И, повинуясь мгновенному порыву, он срубил ананасовый куст, разорвал чешуйчатую кожуру плода, впился всем ртом в мякоть, сдавил ее, выжимая сладкий сок.

Взбодрившись и немного подкрепив силы мякотью чудесного плода, Робен взял хохолок с верхушки ананаса, выкопал лунку, воткнул его туда [Трогательный обычай, который всегда соблюдают лесные скитальцы. Съев плод ананаса, они непременно сажают в землю верхушечный хохолок. Через полгода это будет уже зрелое растение с мощным корнем, столь велика сила здешней природы; а новый плод, возможно, спасет жизнь другому путешественнику. — Примеч. автора.], присыпал землей и направился к маленькой хижине, которую заметил совсем недалеко, от силы в ста метрах.

Это уединенное жилище на вид было весьма удобным. Хижину покрыли листьями пальмы ваи, такими прочными и неподвластными времени, что кровля могла бы прослужить лет пятнадцать. Стены из переплетенных жердей надежно защищали от дождя и ветра. Дверь была плотно заперта.
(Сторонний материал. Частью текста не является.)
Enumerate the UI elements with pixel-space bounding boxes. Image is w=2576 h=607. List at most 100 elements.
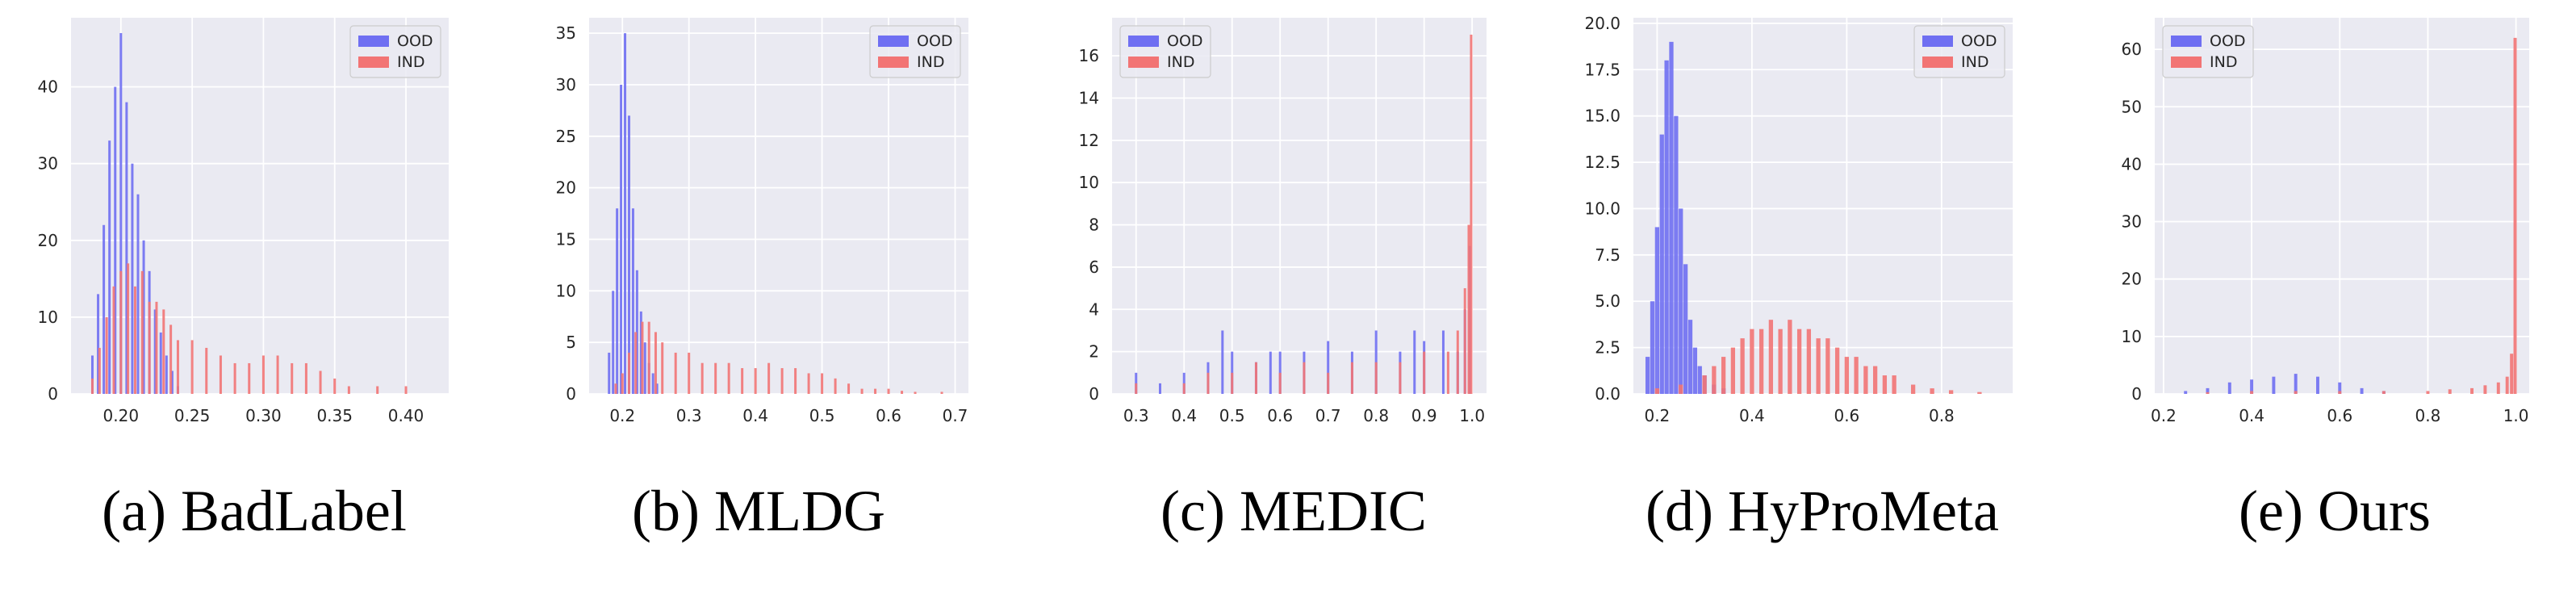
- ind-bar: [1231, 372, 1234, 394]
- plot-area-d: [1633, 18, 2013, 394]
- y-tick-label: 20: [38, 231, 58, 250]
- ood-bar: [142, 240, 145, 394]
- ind-bar: [727, 362, 730, 394]
- y-tick-label: 12.5: [1584, 153, 1620, 172]
- ood-legend-swatch: [1128, 36, 1159, 47]
- ind-bar: [127, 263, 130, 394]
- ind-bar: [1702, 375, 1707, 394]
- ood-bar: [125, 102, 128, 394]
- ood-bar: [635, 270, 638, 394]
- ind-bar: [674, 352, 677, 394]
- y-tick-label: 6: [1089, 257, 1099, 277]
- ood-bar: [616, 208, 619, 394]
- ind-bar: [1910, 384, 1916, 394]
- ind-bar: [621, 373, 624, 394]
- ind-bar: [901, 391, 904, 394]
- ood-legend-swatch: [1922, 36, 1953, 47]
- ood-bar: [1221, 330, 1224, 394]
- y-tick-label: 0: [2131, 384, 2142, 404]
- ind-bar: [614, 383, 617, 394]
- ind-bar: [1825, 338, 1830, 394]
- ood-bar: [108, 140, 111, 394]
- x-tick-label: 0.6: [1834, 406, 1859, 425]
- y-tick-label: 30: [38, 154, 58, 174]
- ind-bar: [1206, 372, 1210, 394]
- x-tick-label: 0.3: [676, 406, 702, 425]
- ood-bar: [1697, 366, 1702, 394]
- ind-bar: [767, 362, 771, 394]
- y-tick-label: 20: [556, 178, 576, 198]
- ood-bar: [131, 163, 134, 394]
- ood-bar: [1182, 372, 1186, 394]
- y-tick-label: 5.0: [1595, 291, 1620, 311]
- ood-bar: [153, 309, 157, 394]
- x-tick-label: 0.7: [943, 406, 968, 425]
- x-tick-label: 1.0: [1459, 406, 1485, 425]
- ind-bar: [1730, 347, 1736, 394]
- ood-bar: [1679, 208, 1683, 394]
- caption-d: (d) HyProMeta: [1646, 479, 1999, 543]
- ind-bar: [821, 373, 824, 394]
- plot-area-b: [589, 18, 968, 394]
- ind-bar: [1806, 329, 1812, 394]
- ind-bar: [794, 368, 797, 394]
- x-tick-label: 0.5: [809, 406, 835, 425]
- y-tick-label: 0.0: [1595, 384, 1620, 404]
- legend-c: OOD IND: [1119, 25, 1211, 78]
- x-tick-label: 0.6: [2327, 406, 2352, 425]
- ind-bar: [2382, 391, 2386, 394]
- x-tick-label: 0.7: [1315, 406, 1341, 425]
- ind-bar: [1423, 351, 1426, 394]
- ood-bar: [165, 355, 168, 394]
- ood-bar: [651, 373, 654, 394]
- ood-bar: [2272, 376, 2276, 394]
- bars-group-b: [608, 33, 943, 394]
- ood-bar: [1650, 301, 1655, 394]
- ind-bar: [1882, 375, 1888, 394]
- y-tick-label: 4: [1089, 299, 1099, 319]
- ood-bar: [136, 194, 140, 394]
- ood-legend-label: OOD: [917, 32, 953, 50]
- y-tick-label: 10.0: [1584, 199, 1620, 218]
- ind-bar: [291, 362, 294, 394]
- ind-bar: [1374, 362, 1378, 394]
- ind-legend-swatch: [358, 57, 389, 68]
- ood-bar: [102, 224, 106, 394]
- ind-bar: [1350, 362, 1353, 394]
- y-tick-label: 20: [2122, 270, 2142, 289]
- x-tick-label: 0.4: [1171, 406, 1197, 425]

«Это хижина чернокожего, — подумал Робен, узнав характерную форму негритянского жилища. — Хозяин должен быть поблизости. Кто знает, вдруг он такой же беглец, как и я? А его участок просто в идеальном состоянии».

Он постучал в дверь, но ответа не последовало.

Робен постучал еще раз, сильнее.

— Кто там, что хотеть? — отозвался надтреснутый голос.

— Я ранен и очень голоден.

— О, бедный человек, спаси вас бог. Но вам не можно ходить мой дом.

— Прошу вас! Откройте мне… Я умираю… — с трудом выговорил беглец, вдруг охваченный внезапной слабостью.

— Не можно, не можно, — произнес голос, словно прерванный рыданиями. — Бери что хотеть. Но в доме не можно трогай ничего. А то умирай.

— Помогите мне!.. — прохрипел несчастный, оседая на землю.

Надтреснутый голос, несомненно принадлежавший старику, ответил сквозь рыдания:

— Святой боже! О, бедный белый муше! Не можно оставить его умирай здесь.

Дверь наконец распахнулась настежь, и Робен, не в силах пошевельнуться, увидел, как в кошмаре, самое жуткое существо, какое могло возникнуть в охваченном лихорадкой мозге.

Над шишковатым лбом, усеянным зияющими гнойниками, нависла белоснежная шевелюра, местами густая, как лесные заросли, местами редкая, как саванна. Бородавки и бугры, громоздясь друг на друга, образовали глубокие бледные борозды на воспаленной коже самого отталкивающего вида.